L’histoire n’oublie pas

Pendant des siècles la maison aranaise a été la base de l’économie, et l’organisation administrative fut de toujours dans les mains des propres aranais, même à l’époque de l’absolutisme de Philippe V, qui en 1717 ne l’inclut pas dans le Decret de Nueva Planta, même si les aranais durent payer cher le maintien de leurs privilèges, avec l’imposition du ‘Galín Reiau’, que devait payer chaque maison sans exception. Napoléon envahira encore la Vallée cent ans plus tard, en 1810, et le roi français Louis XVII le rendra à la couronne espagnole en 1815, afin que la régente abolisse les privilèges que les aranais avaient su conserver avec beaucoup d’efforts depuis des siècles, et ainsi annexé le Val d’Aran à la nouvelle province de Lérida.

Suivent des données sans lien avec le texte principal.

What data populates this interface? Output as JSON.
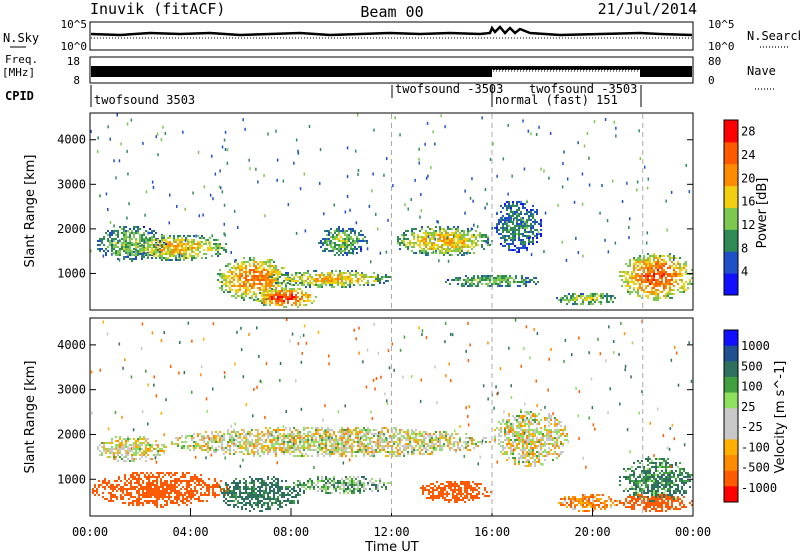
{
  "header": {
    "station": "Inuvik (fitACF)",
    "beam": "Beam 00",
    "date": "21/Jul/2014"
  },
  "nsky_panel": {
    "left_label": "N.Sky",
    "right_label": "N.Search",
    "left_ticks": [
      "10^5",
      "10^0"
    ],
    "right_ticks": [
      "10^5",
      "10^0"
    ]
  },
  "freq_panel": {
    "left_label": "Freq.",
    "left_unit": "[MHz]",
    "right_label": "Nave",
    "left_ticks": [
      "18",
      "8"
    ],
    "right_ticks": [
      "80",
      "0"
    ]
  },
  "cpid_panel": {
    "label": "CPID",
    "segments": [
      {
        "text": "twofsound 3503",
        "start_hour": 0,
        "row": 2
      },
      {
        "text": "twofsound -3503",
        "start_hour": 12,
        "row": 1
      },
      {
        "text": "normal (fast) 151",
        "start_hour": 16,
        "row": 2
      },
      {
        "text": "twofsound -3503",
        "start_hour": 16,
        "row": 1
      }
    ]
  },
  "colors": {
    "power_scale": [
      "#1010ff",
      "#2050c8",
      "#2e8b57",
      "#7cc850",
      "#f0d010",
      "#ff8c00",
      "#ff5a00",
      "#ff0000"
    ],
    "velocity_scale": [
      "#ff0000",
      "#ff5a00",
      "#ff8c00",
      "#ffb000",
      "#c8c8c8",
      "#c8c8c8",
      "#90e060",
      "#40a040",
      "#2e7060",
      "#205090",
      "#1010ff"
    ]
  },
  "chart_data": [
    {
      "type": "heatmap",
      "panel": "power",
      "xlabel": "",
      "ylabel": "Slant Range [km]",
      "xlim": [
        0,
        24
      ],
      "ylim": [
        180,
        4600
      ],
      "yticks": [
        "1000",
        "2000",
        "3000",
        "4000"
      ],
      "colorbar": {
        "label": "Power [dB]",
        "ticks": [
          "28",
          "24",
          "20",
          "16",
          "12",
          "8",
          "4"
        ],
        "range": [
          0,
          30
        ]
      },
      "echo_regions": [
        {
          "hours": [
            0.2,
            3.0
          ],
          "range_km": [
            1300,
            2100
          ],
          "power_db": 14
        },
        {
          "hours": [
            1.5,
            5.5
          ],
          "range_km": [
            1300,
            1900
          ],
          "power_db": 20
        },
        {
          "hours": [
            5.0,
            8.0
          ],
          "range_km": [
            400,
            1400
          ],
          "power_db": 24
        },
        {
          "hours": [
            6.5,
            9.0
          ],
          "range_km": [
            250,
            700
          ],
          "power_db": 28
        },
        {
          "hours": [
            7.0,
            12.0
          ],
          "range_km": [
            700,
            1100
          ],
          "power_db": 20
        },
        {
          "hours": [
            12.0,
            16.0
          ],
          "range_km": [
            1400,
            2100
          ],
          "power_db": 20
        },
        {
          "hours": [
            14.0,
            18.0
          ],
          "range_km": [
            700,
            1000
          ],
          "power_db": 14
        },
        {
          "hours": [
            16.0,
            18.0
          ],
          "range_km": [
            1500,
            2700
          ],
          "power_db": 10
        },
        {
          "hours": [
            21.0,
            24.0
          ],
          "range_km": [
            400,
            1500
          ],
          "power_db": 26
        },
        {
          "hours": [
            9.0,
            11.0
          ],
          "range_km": [
            1400,
            2100
          ],
          "power_db": 14
        },
        {
          "hours": [
            18.5,
            21.0
          ],
          "range_km": [
            300,
            600
          ],
          "power_db": 16
        }
      ]
    },
    {
      "type": "heatmap",
      "panel": "velocity",
      "xlabel": "Time UT",
      "ylabel": "Slant Range [km]",
      "xlim": [
        0,
        24
      ],
      "ylim": [
        180,
        4600
      ],
      "xticks": [
        "00:00",
        "04:00",
        "08:00",
        "12:00",
        "16:00",
        "20:00",
        "00:00"
      ],
      "yticks": [
        "1000",
        "2000",
        "3000",
        "4000"
      ],
      "colorbar": {
        "label": "Velocity [m s^-1]",
        "ticks": [
          "1000",
          "500",
          "100",
          "25",
          "-25",
          "-100",
          "-500",
          "-1000"
        ]
      },
      "echo_regions": [
        {
          "hours": [
            0.2,
            3.0
          ],
          "range_km": [
            1400,
            2000
          ],
          "velocity": 0
        },
        {
          "hours": [
            0.0,
            5.5
          ],
          "range_km": [
            400,
            1200
          ],
          "velocity": -200
        },
        {
          "hours": [
            5.0,
            8.5
          ],
          "range_km": [
            300,
            1100
          ],
          "velocity": 150
        },
        {
          "hours": [
            3.0,
            16.0
          ],
          "range_km": [
            1500,
            2200
          ],
          "velocity": 0
        },
        {
          "hours": [
            8.0,
            12.0
          ],
          "range_km": [
            700,
            1100
          ],
          "velocity": 60
        },
        {
          "hours": [
            13.0,
            16.0
          ],
          "range_km": [
            500,
            1000
          ],
          "velocity": -250
        },
        {
          "hours": [
            16.0,
            19.0
          ],
          "range_km": [
            1300,
            2600
          ],
          "velocity": 0
        },
        {
          "hours": [
            18.5,
            21.0
          ],
          "range_km": [
            300,
            700
          ],
          "velocity": -80
        },
        {
          "hours": [
            21.0,
            24.0
          ],
          "range_km": [
            500,
            1500
          ],
          "velocity": 120
        },
        {
          "hours": [
            21.0,
            24.0
          ],
          "range_km": [
            300,
            700
          ],
          "velocity": -300
        }
      ]
    }
  ]
}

Les années successives furent aussi turbulentes, avec deux républiques et deux dictatures (la nommée ‘Dictablanda’ de Primo de Ribera et, après la Seconde République, la dictature du Général Franco), que les privilèges conquis pendant des siècles se perdirent dans les vicissitudes de l’Histoire … Bien que les aranais n’ont jamais oublier leur combat et leurs droits historiques.

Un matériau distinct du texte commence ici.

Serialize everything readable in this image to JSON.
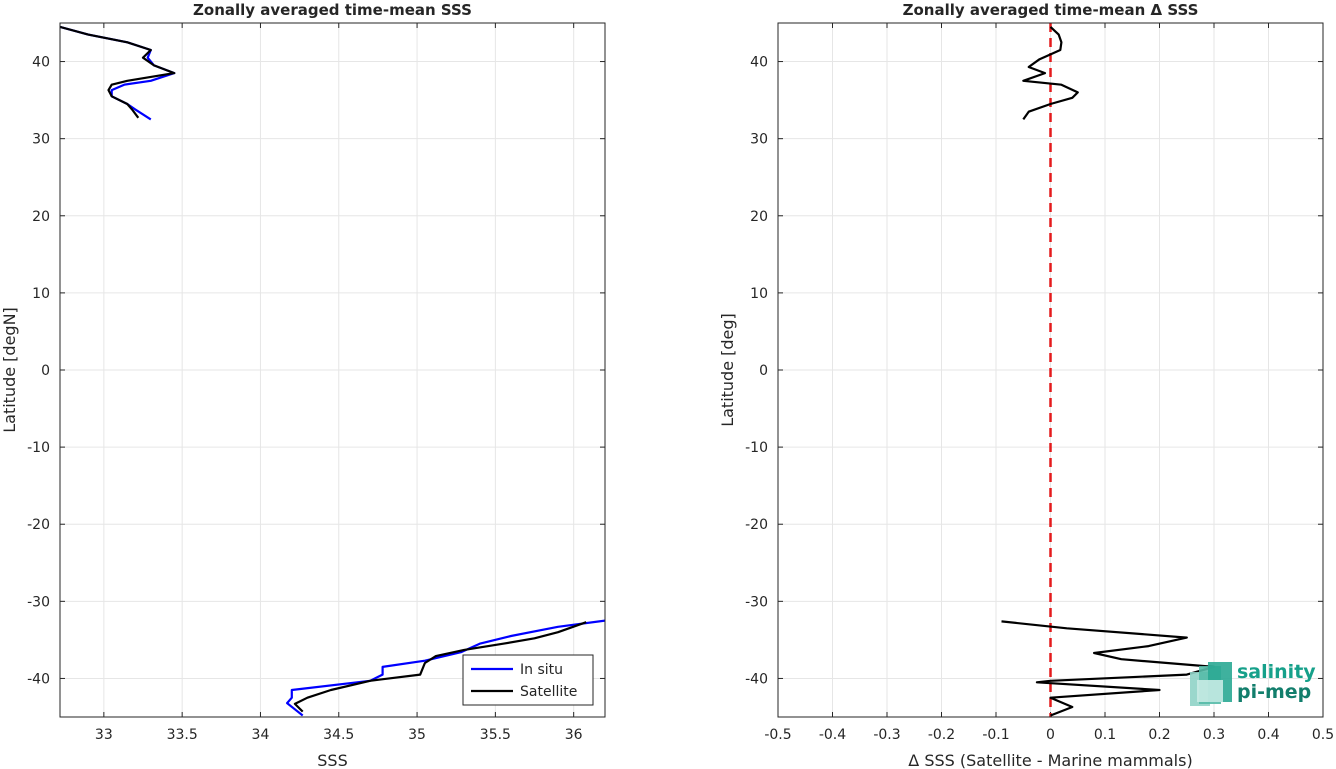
{
  "chart_data": [
    {
      "type": "line",
      "title": "Zonally averaged time-mean SSS",
      "xlabel": "SSS",
      "ylabel": "Latitude [degN]",
      "xlim": [
        32.72,
        36.2
      ],
      "ylim": [
        -45,
        45
      ],
      "xticks": [
        "33",
        "33.5",
        "34",
        "34.5",
        "35",
        "35.5",
        "36"
      ],
      "yticks": [
        "40",
        "30",
        "20",
        "10",
        "0",
        "-10",
        "-20",
        "-30",
        "-40"
      ],
      "grid": true,
      "legend": {
        "position": "bottom-right",
        "entries": [
          "In situ",
          "Satellite"
        ]
      },
      "series": [
        {
          "name": "In situ",
          "color": "#0000ff",
          "segments": [
            [
              [
                32.72,
                44.5
              ],
              [
                32.9,
                43.5
              ],
              [
                33.15,
                42.5
              ],
              [
                33.3,
                41.5
              ],
              [
                33.28,
                40.5
              ],
              [
                33.32,
                39.5
              ],
              [
                33.45,
                38.5
              ],
              [
                33.3,
                37.5
              ],
              [
                33.13,
                37.0
              ],
              [
                33.05,
                36.3
              ],
              [
                33.05,
                35.5
              ],
              [
                33.15,
                34.5
              ],
              [
                33.2,
                33.8
              ],
              [
                33.3,
                32.5
              ]
            ],
            [
              [
                36.2,
                -32.5
              ],
              [
                35.9,
                -33.3
              ],
              [
                35.6,
                -34.5
              ],
              [
                35.4,
                -35.5
              ],
              [
                35.28,
                -36.6
              ],
              [
                35.05,
                -37.7
              ],
              [
                34.78,
                -38.5
              ],
              [
                34.78,
                -39.5
              ],
              [
                34.7,
                -40.3
              ],
              [
                34.2,
                -41.5
              ],
              [
                34.2,
                -42.5
              ],
              [
                34.17,
                -43.2
              ],
              [
                34.22,
                -44.0
              ],
              [
                34.27,
                -44.8
              ]
            ]
          ]
        },
        {
          "name": "Satellite",
          "color": "#000000",
          "segments": [
            [
              [
                32.72,
                44.5
              ],
              [
                32.9,
                43.5
              ],
              [
                33.15,
                42.5
              ],
              [
                33.3,
                41.5
              ],
              [
                33.25,
                40.5
              ],
              [
                33.32,
                39.5
              ],
              [
                33.45,
                38.5
              ],
              [
                33.15,
                37.5
              ],
              [
                33.05,
                37.0
              ],
              [
                33.03,
                36.3
              ],
              [
                33.05,
                35.5
              ],
              [
                33.15,
                34.5
              ],
              [
                33.18,
                33.8
              ],
              [
                33.22,
                32.7
              ]
            ],
            [
              [
                36.08,
                -32.7
              ],
              [
                35.9,
                -34.0
              ],
              [
                35.75,
                -34.8
              ],
              [
                35.55,
                -35.5
              ],
              [
                35.3,
                -36.3
              ],
              [
                35.12,
                -37.1
              ],
              [
                35.05,
                -38.0
              ],
              [
                35.02,
                -39.5
              ],
              [
                34.7,
                -40.3
              ],
              [
                34.45,
                -41.5
              ],
              [
                34.3,
                -42.5
              ],
              [
                34.22,
                -43.3
              ],
              [
                34.27,
                -44.3
              ]
            ]
          ]
        }
      ]
    },
    {
      "type": "line",
      "title": "Zonally averaged time-mean Δ SSS",
      "xlabel": "Δ SSS (Satellite - Marine mammals)",
      "ylabel": "Latitude [deg]",
      "xlim": [
        -0.5,
        0.5
      ],
      "ylim": [
        -45,
        45
      ],
      "xticks": [
        "-0.5",
        "-0.4",
        "-0.3",
        "-0.2",
        "-0.1",
        "0",
        "0.1",
        "0.2",
        "0.3",
        "0.4",
        "0.5"
      ],
      "yticks": [
        "40",
        "30",
        "20",
        "10",
        "0",
        "-10",
        "-20",
        "-30",
        "-40"
      ],
      "grid": true,
      "zero_line": {
        "x": 0,
        "color": "#e41a1c",
        "style": "dashed"
      },
      "series": [
        {
          "name": "",
          "color": "#000000",
          "segments": [
            [
              [
                0.0,
                44.5
              ],
              [
                0.015,
                43.5
              ],
              [
                0.02,
                42.5
              ],
              [
                0.018,
                41.5
              ],
              [
                -0.02,
                40.3
              ],
              [
                -0.04,
                39.3
              ],
              [
                -0.01,
                38.5
              ],
              [
                -0.05,
                37.5
              ],
              [
                0.02,
                37.0
              ],
              [
                0.05,
                36.0
              ],
              [
                0.04,
                35.3
              ],
              [
                0.0,
                34.5
              ],
              [
                -0.04,
                33.5
              ],
              [
                -0.05,
                32.5
              ]
            ],
            [
              [
                -0.09,
                -32.6
              ],
              [
                0.03,
                -33.5
              ],
              [
                0.25,
                -34.7
              ],
              [
                0.18,
                -35.8
              ],
              [
                0.08,
                -36.7
              ],
              [
                0.13,
                -37.5
              ],
              [
                0.3,
                -38.5
              ],
              [
                0.25,
                -39.5
              ],
              [
                0.0,
                -40.3
              ],
              [
                -0.025,
                -40.5
              ],
              [
                0.2,
                -41.5
              ],
              [
                0.0,
                -42.5
              ],
              [
                0.04,
                -43.7
              ],
              [
                0.0,
                -44.8
              ]
            ]
          ]
        }
      ]
    }
  ],
  "logo": {
    "line1": "salinity",
    "line2": "pi-mep",
    "color": "#16a08a"
  }
}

Les ‘prohoms’ de la Vallée n’ont pas hésité à revendiquer à nouveau leurs privilèges quand arriva la Démocratie, et en 1979 fut reconnu “el hecho diferencial” du Val d’Aran, bien que ce serait en 1990 que se récupèrerait le système administratif propre aranais, avec les six ‘conselher’ (un par chaque ‘terçon’) et le ‘Síndic’, cette fois élus démocratiquement par le vote et le suffrage universel. Le 17 juin 2009, coïncidant avec le 25ème anniversaire de la restitution du ‘Conselh Generau’ d’Aran’ et son organisation administrative, la proposition de la Nouvelle Loi d’Aran se présenta à la ’Conselleria de Governació de la Generalitat de Catalunya’, qui approfondit dans les compétences actuelles du gouvernement autonome aranais (Conselh Generau d’Aran).